The candidate said she voted at Seaford High School, while the incumbent was headed for Immanuel Church in Wilmington to cast her ballot.

Leading up to Election Day, Ms. Jennings, 69, of Wilmington, said she sought to remain in office to fight gun violence, protect abortion rights and push for democracy.

In the midst of campaigning, she pointed to her more than 20-year stint with the Department of Justice and 15-plus years working as a private practice attorney, plus her self-described extensive administrative experience.

During her time with the office, Ms. Jennings said she prosecuted hundreds of cases, including domestic violence, sexual assaults and homicides.

She noted that her office had secured an 85% conviction rate on gun violence crimes and helped pass laws to ban assault weapons and confront issues surrounding so-called “ghost guns.”

Additionally, Ms. Jennings advocated for a ban on assault weapons and high-capacity magazines, among other elements of gun safety.

Regarding abortion, the attorney general referenced her office’s partnership with law firms to provide free legal services and a successful lawsuit against Seaford City Council over a proposed fetal-remains ordinance.

Meanwhile, Ms. Murray, 52, of Seaford, pointed to her lack of a political background and connection to any special interest groups as a positive, as she wasn’t beholden to any person or cause.

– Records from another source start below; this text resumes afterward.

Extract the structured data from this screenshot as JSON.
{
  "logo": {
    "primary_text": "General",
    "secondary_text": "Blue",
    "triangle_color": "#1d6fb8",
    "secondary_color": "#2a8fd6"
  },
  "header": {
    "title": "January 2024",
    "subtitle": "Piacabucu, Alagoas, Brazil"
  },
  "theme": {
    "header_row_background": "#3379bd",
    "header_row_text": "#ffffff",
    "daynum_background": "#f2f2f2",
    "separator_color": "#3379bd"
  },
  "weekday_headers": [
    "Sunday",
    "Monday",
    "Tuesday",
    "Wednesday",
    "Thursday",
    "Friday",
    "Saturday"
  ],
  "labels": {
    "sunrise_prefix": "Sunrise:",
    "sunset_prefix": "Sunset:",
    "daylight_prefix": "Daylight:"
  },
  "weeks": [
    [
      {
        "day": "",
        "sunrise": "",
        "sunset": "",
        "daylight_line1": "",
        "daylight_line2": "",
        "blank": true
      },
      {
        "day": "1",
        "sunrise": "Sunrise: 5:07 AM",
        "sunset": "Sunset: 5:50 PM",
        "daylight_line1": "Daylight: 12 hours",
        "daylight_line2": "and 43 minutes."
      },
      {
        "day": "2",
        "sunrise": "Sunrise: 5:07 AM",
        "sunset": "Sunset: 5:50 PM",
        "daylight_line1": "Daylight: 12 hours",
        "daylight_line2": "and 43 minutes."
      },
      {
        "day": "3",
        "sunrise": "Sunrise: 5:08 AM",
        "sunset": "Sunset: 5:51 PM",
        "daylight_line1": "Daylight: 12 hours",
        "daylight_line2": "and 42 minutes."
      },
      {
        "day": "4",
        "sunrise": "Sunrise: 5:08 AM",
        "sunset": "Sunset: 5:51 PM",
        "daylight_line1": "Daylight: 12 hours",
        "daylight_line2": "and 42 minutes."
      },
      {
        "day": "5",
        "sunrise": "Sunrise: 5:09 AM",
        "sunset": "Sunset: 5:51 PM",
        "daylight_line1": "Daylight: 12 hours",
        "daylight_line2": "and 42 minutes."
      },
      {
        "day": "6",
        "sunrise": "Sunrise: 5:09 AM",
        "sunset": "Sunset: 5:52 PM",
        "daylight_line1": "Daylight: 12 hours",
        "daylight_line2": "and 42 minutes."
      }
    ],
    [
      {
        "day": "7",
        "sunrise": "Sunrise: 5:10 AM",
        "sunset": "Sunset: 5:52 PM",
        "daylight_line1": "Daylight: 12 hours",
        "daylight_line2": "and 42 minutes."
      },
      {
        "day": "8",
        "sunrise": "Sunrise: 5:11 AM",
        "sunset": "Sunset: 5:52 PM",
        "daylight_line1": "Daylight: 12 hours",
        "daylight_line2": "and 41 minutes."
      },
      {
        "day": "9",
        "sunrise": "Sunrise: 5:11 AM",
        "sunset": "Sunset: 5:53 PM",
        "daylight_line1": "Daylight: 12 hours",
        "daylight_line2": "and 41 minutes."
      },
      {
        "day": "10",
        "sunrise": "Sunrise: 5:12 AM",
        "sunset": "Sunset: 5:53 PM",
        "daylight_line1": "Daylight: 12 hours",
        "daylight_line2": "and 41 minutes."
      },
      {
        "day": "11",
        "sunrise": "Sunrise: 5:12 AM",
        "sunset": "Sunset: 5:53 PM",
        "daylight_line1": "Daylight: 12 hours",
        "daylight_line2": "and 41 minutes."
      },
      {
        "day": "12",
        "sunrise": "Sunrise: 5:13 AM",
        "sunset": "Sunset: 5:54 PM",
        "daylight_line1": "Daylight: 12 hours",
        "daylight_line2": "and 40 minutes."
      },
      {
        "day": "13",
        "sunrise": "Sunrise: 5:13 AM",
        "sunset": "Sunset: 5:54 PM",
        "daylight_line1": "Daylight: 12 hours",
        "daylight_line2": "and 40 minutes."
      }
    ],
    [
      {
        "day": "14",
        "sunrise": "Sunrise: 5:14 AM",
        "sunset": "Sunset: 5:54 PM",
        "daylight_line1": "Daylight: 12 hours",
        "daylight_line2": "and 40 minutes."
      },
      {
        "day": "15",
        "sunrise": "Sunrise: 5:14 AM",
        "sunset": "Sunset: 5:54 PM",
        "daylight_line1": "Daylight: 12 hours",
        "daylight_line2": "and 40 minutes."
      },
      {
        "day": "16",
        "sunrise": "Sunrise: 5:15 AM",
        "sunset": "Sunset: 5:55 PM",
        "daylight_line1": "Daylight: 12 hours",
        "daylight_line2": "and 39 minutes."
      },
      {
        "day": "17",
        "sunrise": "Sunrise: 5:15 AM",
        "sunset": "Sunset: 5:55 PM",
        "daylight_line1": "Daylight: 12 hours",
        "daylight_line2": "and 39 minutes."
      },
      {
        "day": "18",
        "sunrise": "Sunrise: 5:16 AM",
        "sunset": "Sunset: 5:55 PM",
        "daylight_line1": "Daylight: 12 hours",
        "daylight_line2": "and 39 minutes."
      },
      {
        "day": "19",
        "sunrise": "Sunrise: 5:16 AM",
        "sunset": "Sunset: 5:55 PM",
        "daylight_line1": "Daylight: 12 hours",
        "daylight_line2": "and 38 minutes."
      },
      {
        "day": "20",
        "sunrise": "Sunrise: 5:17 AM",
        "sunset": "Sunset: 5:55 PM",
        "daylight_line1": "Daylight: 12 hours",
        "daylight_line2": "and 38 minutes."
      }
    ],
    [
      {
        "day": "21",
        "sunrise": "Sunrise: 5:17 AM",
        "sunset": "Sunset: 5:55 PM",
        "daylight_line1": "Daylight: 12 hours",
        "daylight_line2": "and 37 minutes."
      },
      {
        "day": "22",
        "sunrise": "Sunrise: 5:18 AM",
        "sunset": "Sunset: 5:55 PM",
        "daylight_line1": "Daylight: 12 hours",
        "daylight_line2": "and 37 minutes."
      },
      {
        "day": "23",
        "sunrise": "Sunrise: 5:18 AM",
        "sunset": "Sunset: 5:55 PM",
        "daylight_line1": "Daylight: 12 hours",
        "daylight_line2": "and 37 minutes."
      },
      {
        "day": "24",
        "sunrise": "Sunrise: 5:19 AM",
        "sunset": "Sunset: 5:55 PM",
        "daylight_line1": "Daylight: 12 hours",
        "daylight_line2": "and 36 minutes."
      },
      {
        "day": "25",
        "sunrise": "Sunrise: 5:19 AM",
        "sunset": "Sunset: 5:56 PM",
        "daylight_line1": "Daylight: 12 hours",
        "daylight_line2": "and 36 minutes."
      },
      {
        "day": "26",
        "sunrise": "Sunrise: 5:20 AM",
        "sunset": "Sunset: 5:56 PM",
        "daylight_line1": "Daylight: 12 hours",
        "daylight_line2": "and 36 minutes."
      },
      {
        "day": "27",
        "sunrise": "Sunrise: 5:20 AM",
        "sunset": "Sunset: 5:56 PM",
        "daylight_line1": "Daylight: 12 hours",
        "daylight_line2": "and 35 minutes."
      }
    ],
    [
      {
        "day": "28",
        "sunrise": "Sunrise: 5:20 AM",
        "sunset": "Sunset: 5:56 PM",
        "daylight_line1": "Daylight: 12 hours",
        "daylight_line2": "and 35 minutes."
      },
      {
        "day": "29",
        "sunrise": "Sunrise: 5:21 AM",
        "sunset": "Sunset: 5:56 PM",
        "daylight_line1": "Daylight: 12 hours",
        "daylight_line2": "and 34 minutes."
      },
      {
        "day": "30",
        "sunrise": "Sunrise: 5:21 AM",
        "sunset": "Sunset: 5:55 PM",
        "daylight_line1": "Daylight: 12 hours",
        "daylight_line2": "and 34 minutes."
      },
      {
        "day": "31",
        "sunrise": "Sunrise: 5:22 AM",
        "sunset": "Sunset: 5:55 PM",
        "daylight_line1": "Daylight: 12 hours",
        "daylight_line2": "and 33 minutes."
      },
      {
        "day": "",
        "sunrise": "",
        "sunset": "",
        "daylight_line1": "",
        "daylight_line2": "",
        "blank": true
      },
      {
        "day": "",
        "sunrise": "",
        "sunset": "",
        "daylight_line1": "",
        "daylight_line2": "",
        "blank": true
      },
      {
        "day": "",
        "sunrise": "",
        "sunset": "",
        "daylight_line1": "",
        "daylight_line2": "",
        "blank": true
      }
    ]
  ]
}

A run as a criminal defense attorney from 2015-20 would aid her ability to prosecute cases, she said. She’s been a practicing attorney since 2012.

For Ms. Murray, the top issues in Delaware include public safety, crime and gun-wielding criminals.

Gun control did not create crime control, she noted, and she disagrees with the General Assembly’s restriction on gun ownership, saying it violates both the Delaware and United States constitutions.

In promoting herself in the run for attorney general, Ms. Murray also referenced her 2020 lawsuit against the state that she said prompted the lifting of a short-term rental ban during a state of emergency.

State auditor

Lydia York, a Democrat from Wilmington, will become the state’s next auditor of accounts.

As of 10:30 p.m., with three districts remaining, Ms. York had 54% of the vote while Republican Janice Lorrah had 46%..

She will fill the seat previously held by Kathy McGuiness, who resigned after a July conviction on misdemeanor misconduct charges. Ms. York, 63, won a primary race in September against the incumbent.

The Pike Creek resident believes the state should have an Inspector General’s Office with law enforcement authority to address government waste and corruption concerns.

Ms. Lorrah, 47, of Hockessin, was leery of an inspector general, concerned about it being a politically appointed position through the governor.

The goal for Ms. York in office, she said, would be stabilizing and supporting current staff; meeting all statutory requirements for audits, including local school districts; and reviewing staffing levels and contractor participation in state audits.

State treasurer

Democrat Colleen Davis, a first-term incumbent, had 54% of the vote with three district yet to report.

Her challenger was Greg Coverdale, who lost a bid for a state House of Representatives seat in 2014.